June greetings! It is the Northern Solstice on June 20th, and we enjoy noting it as the longest day of the year. Whose heart hasn’t cheered at the thought of darkness at bay, then saddened a bit to know the days already grow shorter? The psychosocial difference between darkness and light is perhaps less for us than any of our forbears, for we live in a conveniently, near-omnipresently well-lighted time and nation. Indeed, in urban living it can be the darkness that is hard to come by and precious, especially if one craves a starry sky. Yet our deepest cultural bones understand that daylight nourishes and protects us and we look forward to its maximum.
June is also the month most preferred for weddings, and this traces back to Juno, the goddess/patron of marriage and newlyweds. It is lucky to marry in “her” month; yet how many June marriers give Juno a passing thought? Darned few, of course, but the connection remains vibrant: those cultural bones again.
June is LGBTQ Pride Month, too. In light of President Obama’s recent support for marriage equality, I’m guessing it will be especially positive. I sharply disagree with people who believe marriage is solely a sacrament between a man and a woman. Still, are these folks listening to their cultural bones? It’s easiest to think that they’re having their prejudices cynically manipulated for someone’s political gain, but who am I to say their bones are not speaking to them? Do the “bones” get it wrong sometimes? Maybe they do. When others voice ideas that seem parochial or even repugnant to me, ought I to feel compassion for their own relation to personal moral imperatives, if those imperatives are manifestly inconsistent with my more liberal human and Unitarian Universalist social principles?

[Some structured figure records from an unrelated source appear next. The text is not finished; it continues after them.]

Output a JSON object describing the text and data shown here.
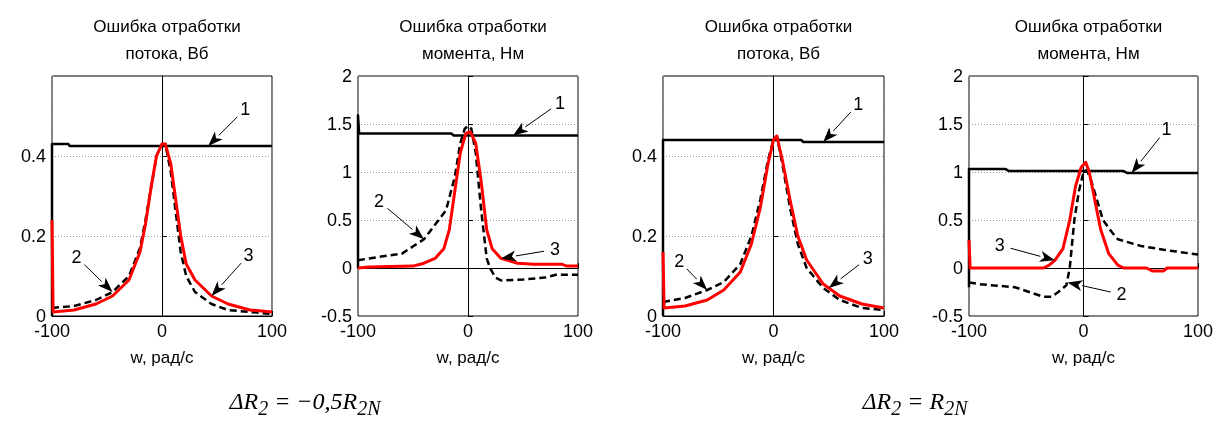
{
  "chart_data": [
    {
      "type": "line",
      "title": "Ошибка отработки\nпотока, Вб",
      "xlabel": "w, рад/с",
      "xlim": [
        -100,
        100
      ],
      "xticks": [
        -100,
        0,
        100
      ],
      "ylim": [
        0,
        0.6
      ],
      "yticks": [
        0,
        0.2,
        0.4
      ],
      "grid": true,
      "marker": "none",
      "series": [
        {
          "color": "#000000",
          "line_style": "solid",
          "x": [
            -100,
            -100,
            -85,
            -84,
            100
          ],
          "values": [
            0,
            0.43,
            0.43,
            0.425,
            0.425
          ]
        },
        {
          "color": "#000000",
          "line_style": "dashed",
          "x": [
            -100,
            -80,
            -60,
            -45,
            -30,
            -20,
            -15,
            -10,
            -5,
            0,
            3,
            8,
            12,
            17,
            22,
            30,
            45,
            60,
            80,
            100
          ],
          "values": [
            0.02,
            0.025,
            0.04,
            0.06,
            0.1,
            0.17,
            0.24,
            0.32,
            0.4,
            0.43,
            0.43,
            0.36,
            0.27,
            0.16,
            0.1,
            0.06,
            0.03,
            0.015,
            0.01,
            0.005
          ]
        },
        {
          "color": "#ff0000",
          "line_style": "solid",
          "x": [
            -100,
            -99,
            -80,
            -60,
            -45,
            -30,
            -20,
            -15,
            -10,
            -5,
            0,
            3,
            8,
            12,
            17,
            22,
            30,
            45,
            60,
            80,
            100
          ],
          "values": [
            0.24,
            0.01,
            0.015,
            0.03,
            0.05,
            0.09,
            0.16,
            0.23,
            0.32,
            0.4,
            0.43,
            0.43,
            0.38,
            0.3,
            0.2,
            0.13,
            0.09,
            0.05,
            0.03,
            0.015,
            0.01
          ]
        }
      ],
      "annotations": [
        {
          "text": "1",
          "x": 42,
          "y": 0.425
        },
        {
          "text": "2",
          "x": -45,
          "y": 0.06
        },
        {
          "text": "3",
          "x": 45,
          "y": 0.05
        },
        "ΔR$_{2}$ = −0,5R$_{2N}$"
      ]
    },
    {
      "type": "line",
      "title": "Ошибка отработки\nмомента, Нм",
      "xlabel": "w, рад/с",
      "xlim": [
        -100,
        100
      ],
      "xticks": [
        -100,
        0,
        100
      ],
      "ylim": [
        -0.5,
        2
      ],
      "yticks": [
        -0.5,
        0,
        0.5,
        1,
        1.5,
        2
      ],
      "grid": true,
      "marker": "none",
      "series": [
        {
          "color": "#000000",
          "line_style": "solid",
          "x": [
            -100,
            -100,
            -99,
            -15,
            -13,
            100
          ],
          "values": [
            0,
            1.59,
            1.4,
            1.4,
            1.38,
            1.38
          ]
        },
        {
          "color": "#000000",
          "line_style": "dashed",
          "x": [
            -100,
            -90,
            -60,
            -40,
            -30,
            -20,
            -12,
            -7,
            -3,
            0,
            3,
            7,
            12,
            17,
            20,
            25,
            30,
            50,
            70,
            80,
            100
          ],
          "values": [
            0.08,
            0.1,
            0.15,
            0.3,
            0.45,
            0.6,
            0.95,
            1.3,
            1.45,
            1.48,
            1.45,
            1.2,
            0.6,
            0.1,
            0,
            -0.1,
            -0.13,
            -0.12,
            -0.1,
            -0.07,
            -0.07
          ]
        },
        {
          "color": "#ff0000",
          "line_style": "solid",
          "x": [
            -100,
            -90,
            -50,
            -40,
            -30,
            -22,
            -17,
            -12,
            -7,
            -2,
            2,
            7,
            12,
            17,
            22,
            30,
            45,
            60,
            85,
            90,
            100
          ],
          "values": [
            0,
            0.01,
            0.02,
            0.05,
            0.1,
            0.2,
            0.4,
            0.8,
            1.2,
            1.4,
            1.42,
            1.3,
            0.9,
            0.4,
            0.2,
            0.1,
            0.05,
            0.04,
            0.04,
            0.02,
            0.02
          ]
        }
      ],
      "annotations": [
        {
          "text": "1",
          "x": 41,
          "y": 1.38
        },
        {
          "text": "2",
          "x": -40,
          "y": 0.3
        },
        {
          "text": "3",
          "x": 30,
          "y": 0.1
        }
      ]
    },
    {
      "type": "line",
      "title": "Ошибка отработки\nпотока, Вб",
      "xlabel": "w, рад/с",
      "xlim": [
        -100,
        100
      ],
      "xticks": [
        -100,
        0,
        100
      ],
      "ylim": [
        0,
        0.6
      ],
      "yticks": [
        0,
        0.2,
        0.4
      ],
      "grid": true,
      "marker": "none",
      "series": [
        {
          "color": "#000000",
          "line_style": "solid",
          "x": [
            -100,
            -100,
            25,
            27,
            100
          ],
          "values": [
            0,
            0.44,
            0.44,
            0.435,
            0.435
          ]
        },
        {
          "color": "#000000",
          "line_style": "dashed",
          "x": [
            -100,
            -80,
            -60,
            -45,
            -30,
            -20,
            -12,
            -5,
            0,
            3,
            8,
            15,
            22,
            30,
            45,
            60,
            80,
            100
          ],
          "values": [
            0.035,
            0.045,
            0.065,
            0.085,
            0.13,
            0.2,
            0.29,
            0.39,
            0.44,
            0.45,
            0.38,
            0.27,
            0.18,
            0.12,
            0.07,
            0.04,
            0.02,
            0.015
          ]
        },
        {
          "color": "#ff0000",
          "line_style": "solid",
          "x": [
            -100,
            -99,
            -80,
            -60,
            -45,
            -30,
            -20,
            -12,
            -5,
            0,
            3,
            8,
            15,
            22,
            30,
            45,
            60,
            80,
            100
          ],
          "values": [
            0.16,
            0.02,
            0.025,
            0.04,
            0.065,
            0.11,
            0.18,
            0.27,
            0.38,
            0.44,
            0.45,
            0.39,
            0.29,
            0.2,
            0.14,
            0.08,
            0.05,
            0.03,
            0.02
          ]
        }
      ],
      "annotations": [
        {
          "text": "1",
          "x": 45,
          "y": 0.435
        },
        {
          "text": "2",
          "x": -60,
          "y": 0.065
        },
        {
          "text": "3",
          "x": 50,
          "y": 0.07
        },
        "ΔR$_{2}$ = R$_{2N}$"
      ]
    },
    {
      "type": "line",
      "title": "Ошибка отработки\nмомента, Нм",
      "xlabel": "w, рад/с",
      "xlim": [
        -100,
        100
      ],
      "xticks": [
        -100,
        0,
        100
      ],
      "ylim": [
        -0.5,
        2
      ],
      "yticks": [
        -0.5,
        0,
        0.5,
        1,
        1.5,
        2
      ],
      "grid": true,
      "marker": "none",
      "series": [
        {
          "color": "#000000",
          "line_style": "solid",
          "x": [
            -100,
            -100,
            -68,
            -65,
            35,
            38,
            100
          ],
          "values": [
            -0.2,
            1.03,
            1.03,
            1.01,
            1.01,
            0.99,
            0.99
          ]
        },
        {
          "color": "#000000",
          "line_style": "dashed",
          "x": [
            -100,
            -90,
            -60,
            -45,
            -35,
            -28,
            -22,
            -15,
            -12,
            -8,
            -4,
            0,
            3,
            7,
            12,
            17,
            25,
            30,
            50,
            70,
            100
          ],
          "values": [
            -0.15,
            -0.17,
            -0.2,
            -0.26,
            -0.3,
            -0.3,
            -0.25,
            -0.18,
            0,
            0.5,
            0.8,
            1.0,
            1.02,
            0.9,
            0.7,
            0.5,
            0.37,
            0.3,
            0.23,
            0.19,
            0.14
          ]
        },
        {
          "color": "#ff0000",
          "line_style": "solid",
          "x": [
            -100,
            -99,
            -35,
            -30,
            -25,
            -18,
            -12,
            -7,
            -2,
            2,
            5,
            10,
            15,
            22,
            30,
            35,
            55,
            60,
            70,
            73,
            100
          ],
          "values": [
            0.29,
            0,
            0,
            0.03,
            0.08,
            0.2,
            0.5,
            0.85,
            1.05,
            1.1,
            1.0,
            0.7,
            0.4,
            0.15,
            0.03,
            0,
            0,
            -0.03,
            -0.03,
            0,
            0
          ]
        }
      ],
      "annotations": [
        {
          "text": "1",
          "x": 42,
          "y": 0.99
        },
        {
          "text": "3",
          "x": -25,
          "y": 0.08
        },
        {
          "text": "2",
          "x": -14,
          "y": -0.15
        }
      ]
    }
  ]
}
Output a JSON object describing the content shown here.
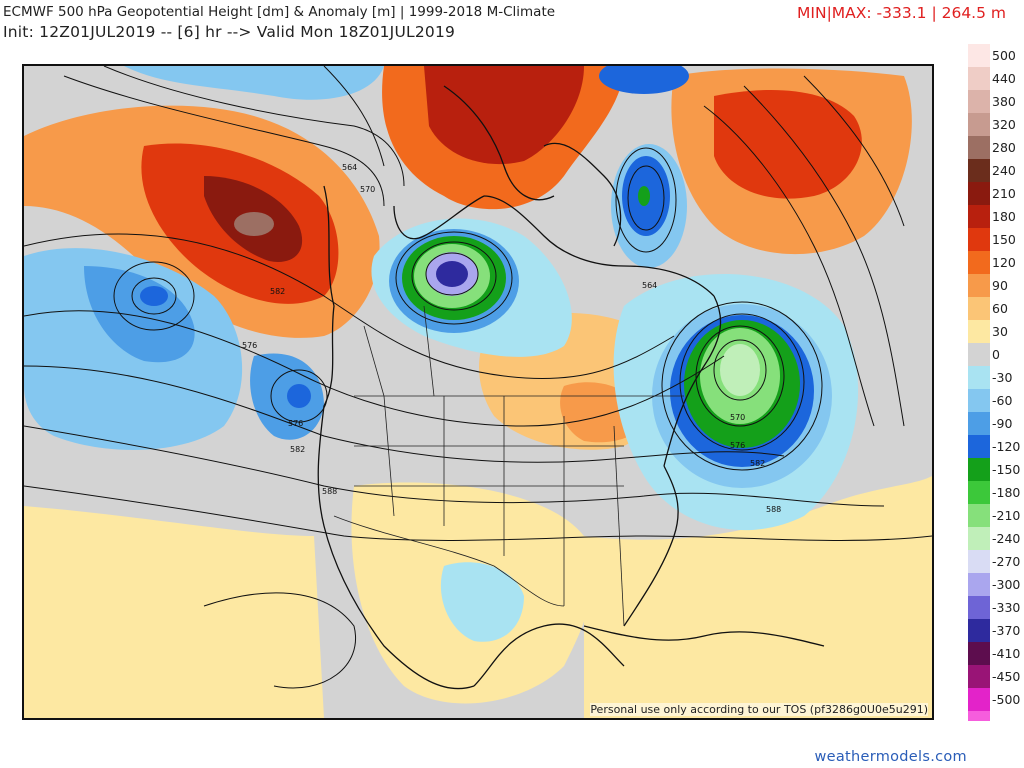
{
  "header": {
    "title": "ECMWF 500 hPa Geopotential Height [dm] & Anomaly [m] | 1999-2018 M-Climate",
    "init": "Init: 12Z01JUL2019 -- [6] hr --> Valid Mon 18Z01JUL2019",
    "minmax": "MIN|MAX: -333.1 | 264.5 m"
  },
  "map": {
    "tos_notice": "Personal use only according to our TOS (pf3286g0U0e5u291)",
    "contour_labels": [
      "564",
      "570",
      "582",
      "576",
      "576",
      "582",
      "588",
      "564",
      "570",
      "576",
      "582",
      "588"
    ]
  },
  "colorbar": {
    "labels": [
      "500",
      "440",
      "380",
      "320",
      "280",
      "240",
      "210",
      "180",
      "150",
      "120",
      "90",
      "60",
      "30",
      "0",
      "-30",
      "-60",
      "-90",
      "-120",
      "-150",
      "-180",
      "-210",
      "-240",
      "-270",
      "-300",
      "-330",
      "-370",
      "-410",
      "-450",
      "-500"
    ],
    "colors": [
      "#fde7e5",
      "#efcdc6",
      "#dcb3aa",
      "#c79b90",
      "#9c6f63",
      "#6b2d1c",
      "#8a1a0f",
      "#b8200e",
      "#e0380e",
      "#f26a1d",
      "#f79a4a",
      "#fbc576",
      "#fde8a2",
      "#d3d3d3",
      "#a9e3f2",
      "#84c7f0",
      "#4d9ee6",
      "#1c66dc",
      "#14a01a",
      "#3cc83a",
      "#86e07b",
      "#c0efb9",
      "#d9dcf4",
      "#aaa6ee",
      "#6e64d6",
      "#2e2a9e",
      "#5d0d4e",
      "#991476",
      "#e323c9",
      "#f65ddd"
    ]
  },
  "footer": {
    "site": "weathermodels.com"
  }
}
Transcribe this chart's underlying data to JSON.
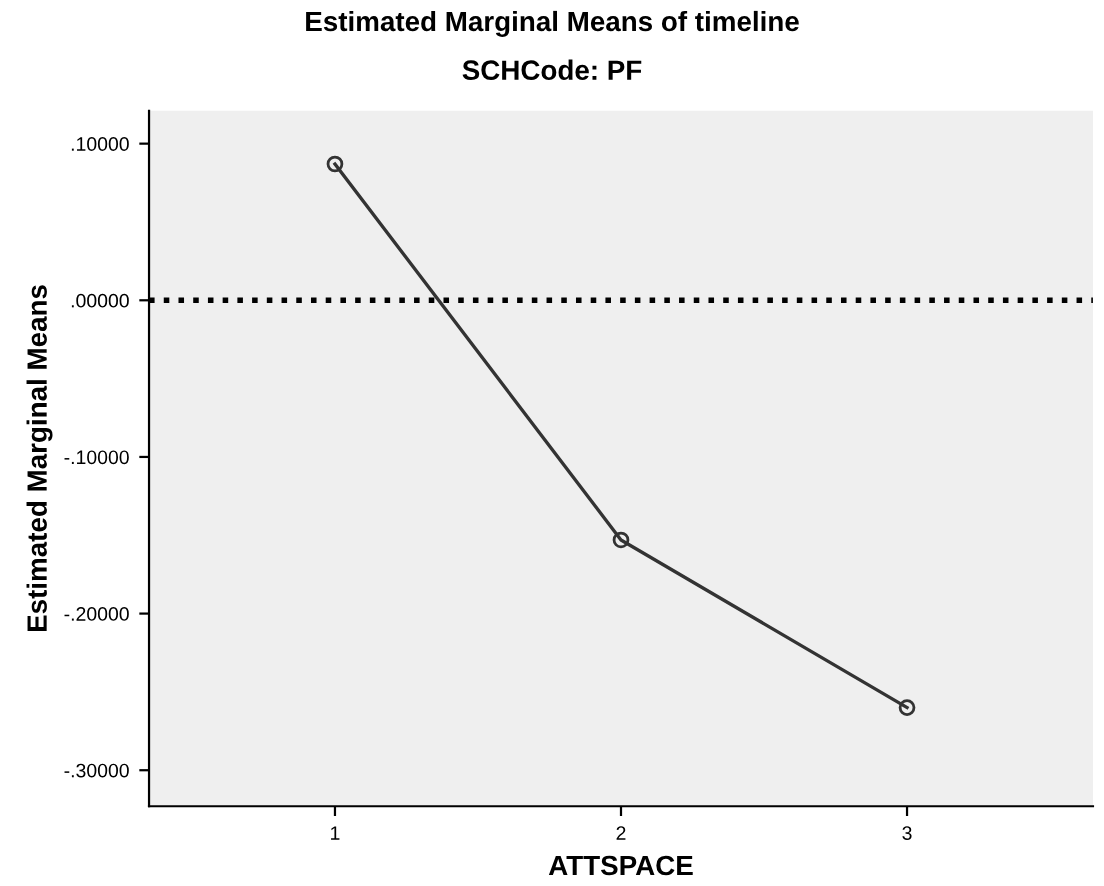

To stir the pot a bit more: Writer and advice columnist Dan Savage penned a 1999 article I read today, saying that it is/was time to move past gay pride, that pride is essentially a misleading and unsupported view of what it “means” to be LGBTQ. Says he, “being gay or lesbian is not–repeat, not–an accomplishment, and it’s nothing anyone really has a right to take pride in. What matters is how a person is gay, not that a person is gay[….] All gays and lesbians do not agree with each other, do not like each other, and do not look out for each other…. Gay isn’t good–and it isn’t bad. Gay just is.” Savage’s notion would apply to other largely immutable traits like skin color or gender, too. Is there still a place for “pride?” What do YOU think?